Dans cette foule où toutes les croyances, tous les cultes, toutes les nationalités se coudoient, on voit d’abondantes larmes couler !…

On voit des femmes s’agenouiller, tenant dans leurs bras tendus des enfants qui balbutient avec ivresse :

— Ah ! que c’est beau !

On voit des vieillards se découvrir respectueusement, et de leurs regards attendris et humides, on peut voir de furtives larmes rouler sur leurs barbes blanches comme des perles glissant sur des marbres !

Puis, sous l’avalanche de gerbes fleuries de sourires, de pleurs, d’ovations enthousiastes, on voit des fronts d’airain s’incliner à leur tour !

Les fanatismes sont ébranlés, les haines de race s’éclipsent, les préjugés s’envolent, et tous les fronts s’inclinent, émus, saisis, tous les cœurs s’élèvent à l’unisson pour chanter la gloire des grands mutilés de la vaillante race française !…

Car c’est une France qui passe… ce sont des poilus… et les enfants ont bégayé avec ivresse :

— Ah ! que c’est beau !

Oui ils étaient beaux ceux qui venaient de lutter là-bas, pour la liberté et la civilisation, tout en donnant un peu de leur sang et un peu de leur chair pour la sauvegarde de leur foi et de leur langue.

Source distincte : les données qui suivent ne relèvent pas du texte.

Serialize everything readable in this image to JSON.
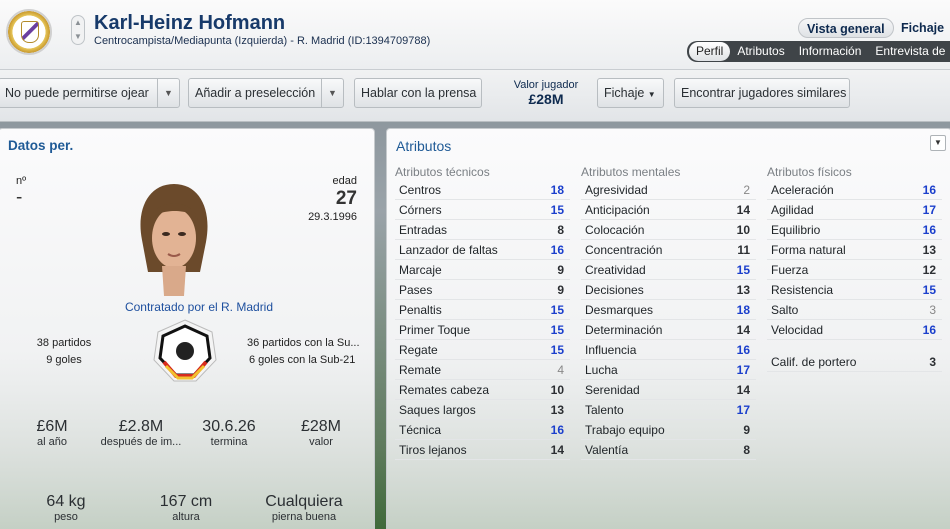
{
  "header": {
    "name": "Karl-Heinz Hofmann",
    "info": "Centrocampista/Mediapunta (Izquierda) - R. Madrid (ID:1394709788)",
    "views": [
      "Vista general",
      "Fichaje"
    ],
    "tabs": [
      "Perfil",
      "Atributos",
      "Información",
      "Entrevista de"
    ]
  },
  "toolbar": {
    "scout": "No puede permitirse ojear",
    "shortlist": "Añadir a preselección",
    "press": "Hablar con la prensa",
    "value_label": "Valor jugador",
    "value": "£28M",
    "transfer": "Fichaje",
    "similar": "Encontrar jugadores similares"
  },
  "personal": {
    "title": "Datos per.",
    "number_label": "nº",
    "number": "-",
    "age_label": "edad",
    "age": "27",
    "dob": "29.3.1996",
    "contract": "Contratado por el R. Madrid",
    "caps": "38 partidos",
    "goals": "9 goles",
    "u21_caps": "36 partidos con la Su...",
    "u21_goals": "6 goles con la Sub-21",
    "wage": "£6M",
    "wage_l": "al año",
    "after": "£2.8M",
    "after_l": "después de im...",
    "expires": "30.6.26",
    "expires_l": "termina",
    "value": "£28M",
    "value_l": "valor",
    "weight": "64 kg",
    "weight_l": "peso",
    "height": "167 cm",
    "height_l": "altura",
    "foot": "Cualquiera",
    "foot_l": "pierna buena"
  },
  "attributes": {
    "title": "Atributos",
    "technical": {
      "heading": "Atributos técnicos",
      "items": [
        [
          "Centros",
          18
        ],
        [
          "Córners",
          15
        ],
        [
          "Entradas",
          8
        ],
        [
          "Lanzador de faltas",
          16
        ],
        [
          "Marcaje",
          9
        ],
        [
          "Pases",
          9
        ],
        [
          "Penaltis",
          15
        ],
        [
          "Primer Toque",
          15
        ],
        [
          "Regate",
          15
        ],
        [
          "Remate",
          4
        ],
        [
          "Remates cabeza",
          10
        ],
        [
          "Saques largos",
          13
        ],
        [
          "Técnica",
          16
        ],
        [
          "Tiros lejanos",
          14
        ]
      ]
    },
    "mental": {
      "heading": "Atributos mentales",
      "items": [
        [
          "Agresividad",
          2
        ],
        [
          "Anticipación",
          14
        ],
        [
          "Colocación",
          10
        ],
        [
          "Concentración",
          11
        ],
        [
          "Creatividad",
          15
        ],
        [
          "Decisiones",
          13
        ],
        [
          "Desmarques",
          18
        ],
        [
          "Determinación",
          14
        ],
        [
          "Influencia",
          16
        ],
        [
          "Lucha",
          17
        ],
        [
          "Serenidad",
          14
        ],
        [
          "Talento",
          17
        ],
        [
          "Trabajo equipo",
          9
        ],
        [
          "Valentía",
          8
        ]
      ]
    },
    "physical": {
      "heading": "Atributos físicos",
      "items": [
        [
          "Aceleración",
          16
        ],
        [
          "Agilidad",
          17
        ],
        [
          "Equilibrio",
          16
        ],
        [
          "Forma natural",
          13
        ],
        [
          "Fuerza",
          12
        ],
        [
          "Resistencia",
          15
        ],
        [
          "Salto",
          3
        ],
        [
          "Velocidad",
          16
        ]
      ],
      "gk_label": "Calif. de portero",
      "gk": 3
    }
  }
}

Oui, ils étaient beaux ceux qui, pour répondre à leurs persécuteurs qui les avaient appelés déloyaux et dégénérés, à ces persécuteurs qui s’acharnaient à leurs droits les plus chers, les plus sacrés, s’étaient héroïquement jetés sous la pluie de mitraille meurtrière !

Et cela, c’était leur revanche à ces héros de notre race… c’était la revanche d’une race !

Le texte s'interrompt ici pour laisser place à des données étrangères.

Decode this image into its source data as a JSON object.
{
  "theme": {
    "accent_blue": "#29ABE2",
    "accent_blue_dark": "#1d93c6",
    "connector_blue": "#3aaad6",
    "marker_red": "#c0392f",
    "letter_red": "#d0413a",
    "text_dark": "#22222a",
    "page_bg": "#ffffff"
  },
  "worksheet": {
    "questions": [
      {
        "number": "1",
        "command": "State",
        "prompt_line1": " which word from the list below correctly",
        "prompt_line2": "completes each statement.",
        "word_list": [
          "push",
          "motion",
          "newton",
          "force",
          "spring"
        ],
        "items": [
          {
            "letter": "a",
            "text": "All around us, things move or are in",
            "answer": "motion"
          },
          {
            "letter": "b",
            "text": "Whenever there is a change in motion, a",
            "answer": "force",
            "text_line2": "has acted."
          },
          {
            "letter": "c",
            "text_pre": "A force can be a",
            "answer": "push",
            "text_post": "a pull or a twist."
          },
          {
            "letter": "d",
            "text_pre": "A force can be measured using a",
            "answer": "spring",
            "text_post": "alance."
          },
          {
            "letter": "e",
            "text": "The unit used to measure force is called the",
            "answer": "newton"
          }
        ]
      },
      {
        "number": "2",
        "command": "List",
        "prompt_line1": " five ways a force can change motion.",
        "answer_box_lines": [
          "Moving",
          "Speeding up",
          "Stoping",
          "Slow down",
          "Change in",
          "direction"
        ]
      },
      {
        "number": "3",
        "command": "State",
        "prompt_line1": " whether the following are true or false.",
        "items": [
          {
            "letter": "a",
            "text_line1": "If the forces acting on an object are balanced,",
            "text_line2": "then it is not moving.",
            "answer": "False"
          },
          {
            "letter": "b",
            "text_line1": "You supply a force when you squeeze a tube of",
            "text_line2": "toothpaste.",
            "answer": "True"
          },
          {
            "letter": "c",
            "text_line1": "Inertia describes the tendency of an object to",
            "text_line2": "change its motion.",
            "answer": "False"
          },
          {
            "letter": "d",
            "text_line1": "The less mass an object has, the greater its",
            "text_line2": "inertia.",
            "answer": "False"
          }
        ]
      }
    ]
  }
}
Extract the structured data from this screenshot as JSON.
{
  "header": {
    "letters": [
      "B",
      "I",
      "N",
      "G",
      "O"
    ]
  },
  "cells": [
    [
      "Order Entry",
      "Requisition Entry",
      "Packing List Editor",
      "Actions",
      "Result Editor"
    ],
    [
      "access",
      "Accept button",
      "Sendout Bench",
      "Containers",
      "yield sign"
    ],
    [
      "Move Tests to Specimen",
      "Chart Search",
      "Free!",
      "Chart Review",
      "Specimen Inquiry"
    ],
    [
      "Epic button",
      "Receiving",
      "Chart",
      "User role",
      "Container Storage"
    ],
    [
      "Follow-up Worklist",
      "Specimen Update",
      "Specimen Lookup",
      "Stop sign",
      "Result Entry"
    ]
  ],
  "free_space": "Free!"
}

Comme l’avait dit Jules Marion, comme l’avait répété l’abbé Marcotte, comme l’avait proclamé Harold Spalding, de même la nationalité canadienne-française pouvait dire dans un cri de triomphe : Voilà ma revanche !…

C’était la revanche et c’était la victoire…


II

L’ÉTRANGE MIRACLE


Que deviennent, depuis si longtemps, la mère de notre héros, cette pauvre aveugle à l’âme si patriotique, et cette terrible Angèle, avec son cœur d’or ?

On ne pourrait douter de l’anxiété mortelle et de l’intérêt immense qui les tenaient en haleine en suivant, au jour le jour, les péripéties de la grande guerre.